The Divinity School, she said, made all this possible.

“So many of the things that have been meaningful in my life since I was 22 when I came to YDS are because of YDS—the hospice care, the ELCA candidacy committee, the registrar job, which is the best job I’ve ever had.”

Her work as registrar was always something else too—a ministry, as her colleagues have long noticed.

“Lisa accomplishes the mechanics of her work with excellence, precision, and accuracy, to her credit, and to the benefit of students and faculty alike,” says Dale Peterson, who was YDS Dean of Students from 2000 to 2015.

“But the mechanics are only the beginning of Lisa’s work, or only the framework. What Lisa does best and most effectively is minister to all people who cross her path on any given day. She values each person she meets, and she holds each request made of her in both her heart and mind. And she supports her colleagues. She understands that the school is at its best when it is a collaborative effort by all staff and faculty.”

She also loves doing theatre. And taking whale-watching trips. And she’s on the board at Tabor Christian Community Preschool in Branford. And, out of the blue, she pilots hot-air balloons for fun on weekends.

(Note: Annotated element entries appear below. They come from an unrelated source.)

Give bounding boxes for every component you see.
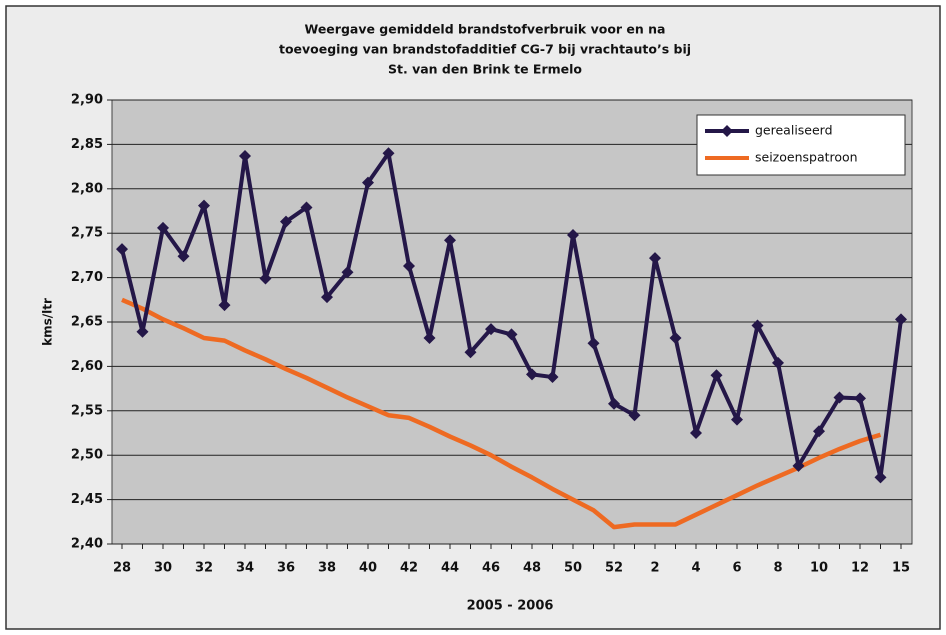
data-point <box>198 199 210 212</box>
data-point <box>505 328 518 341</box>
data-point <box>300 201 313 214</box>
data-point <box>423 331 436 344</box>
x-tick-label: 28 <box>113 561 131 576</box>
x-tick-label: 36 <box>277 561 295 576</box>
x-tick-label: 52 <box>605 561 623 576</box>
y-tick-label: 2,60 <box>71 359 103 374</box>
data-point <box>710 369 723 382</box>
y-tick-label: 2,75 <box>71 226 103 241</box>
data-point <box>403 260 415 273</box>
data-point <box>628 409 641 422</box>
x-tick-label: 10 <box>810 561 828 576</box>
x-tick-label: 46 <box>482 561 500 576</box>
data-point <box>321 291 333 304</box>
data-point <box>792 459 805 472</box>
data-point <box>218 299 231 312</box>
x-tick-label: 34 <box>236 561 254 576</box>
data-point <box>116 243 128 256</box>
y-tick-label: 2,45 <box>71 492 103 507</box>
x-tick-label: 15 <box>892 561 910 576</box>
y-axis-label: kms/ltr <box>41 298 55 346</box>
x-axis-label: 2005 - 2006 <box>467 599 554 614</box>
data-point <box>813 425 825 438</box>
x-tick-label: 44 <box>441 561 459 576</box>
data-point <box>464 346 477 359</box>
data-point <box>280 215 292 228</box>
data-point <box>341 266 354 279</box>
data-point <box>608 397 620 410</box>
data-point <box>444 234 456 247</box>
data-point <box>669 331 682 344</box>
data-point <box>587 337 600 350</box>
legend-label: seizoenspatroon <box>755 150 858 165</box>
x-tick-label: 40 <box>359 561 377 576</box>
y-tick-label: 2,70 <box>71 270 103 285</box>
data-point <box>567 228 579 241</box>
data-point <box>526 368 538 381</box>
chart-title: toevoeging van brandstofadditief CG-7 bi… <box>279 42 691 57</box>
y-tick-label: 2,50 <box>71 448 103 463</box>
legend-box <box>696 114 906 176</box>
data-point <box>751 319 764 332</box>
x-tick-label: 2 <box>650 561 659 576</box>
data-point <box>690 427 702 439</box>
y-tick-label: 2,65 <box>71 315 103 330</box>
data-point <box>157 221 169 234</box>
data-point <box>546 371 559 384</box>
x-tick-label: 30 <box>154 561 172 576</box>
data-point <box>485 323 497 336</box>
data-point <box>874 471 887 484</box>
y-tick-label: 2,85 <box>71 137 103 152</box>
x-tick-label: 50 <box>564 561 582 576</box>
x-tick-label: 6 <box>732 561 741 576</box>
data-point <box>382 147 395 160</box>
x-tick-label: 12 <box>851 561 869 576</box>
data-point <box>772 356 784 369</box>
y-tick-label: 2,90 <box>71 93 103 108</box>
data-point <box>362 176 374 189</box>
y-tick-label: 2,80 <box>71 181 103 196</box>
y-tick-label: 2,40 <box>71 537 103 552</box>
x-tick-label: 8 <box>773 561 782 576</box>
data-point <box>239 149 251 162</box>
chart-title: St. van den Brink te Ermelo <box>388 62 582 77</box>
data-point <box>177 250 190 263</box>
data-point <box>854 392 866 405</box>
data-point <box>833 391 846 404</box>
data-point <box>731 413 743 426</box>
series-line <box>121 297 882 530</box>
data-point <box>649 252 661 265</box>
chart-title: Weergave gemiddeld brandstofverbruik voo… <box>304 22 665 37</box>
data-point <box>259 272 272 285</box>
x-tick-label: 48 <box>523 561 541 576</box>
legend-marker <box>721 125 733 137</box>
x-tick-label: 42 <box>400 561 418 576</box>
legend-label: gerealiseerd <box>755 123 833 138</box>
x-tick-label: 4 <box>691 561 700 576</box>
y-tick-label: 2,55 <box>71 403 103 418</box>
x-tick-label: 32 <box>195 561 213 576</box>
data-point <box>136 325 149 338</box>
data-point <box>895 313 907 326</box>
x-tick-label: 38 <box>318 561 336 576</box>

“It’s just a bunch of friends getting out on a beautiful morning, assembling the balloon, taking a ride, chasing it on the ground. It’s an art and a science. It’s problem-solving: laying the basket on the side, unpacking the deflated envelop, attaching the cables, heating it up so it goes up, cooling it down and it goes down.”

She and her crewmates might typically start at sunrise, travel 10 miles at around 1,000 feet, and land an hour later. Never mind that she has a basic fear of heights.

“When you’re lifting off in a balloon it feels more like the land is dropping away from you. There’s not a sense of motion. It’s not like an elevator going up. You’re on the wind, not resisting it. After the initial fear, it’s just cool, a sense of liberation, seeing the world from that angle.

“You’re constantly navigating—you can’t plan precisely from the start where you’ll land. The wind might shift. But based on wind speed and direction and your own calculations, you have a rough idea of where you’ll end up.”

That navigational description might serve as a rough-and-ready definition of vocational calling as lived out by Lisa Huck under the heavens among a grateful YDS community of students, faculty, staff, alums—and now future seminarians who’ll benefit from a new YDS scholarship in her name.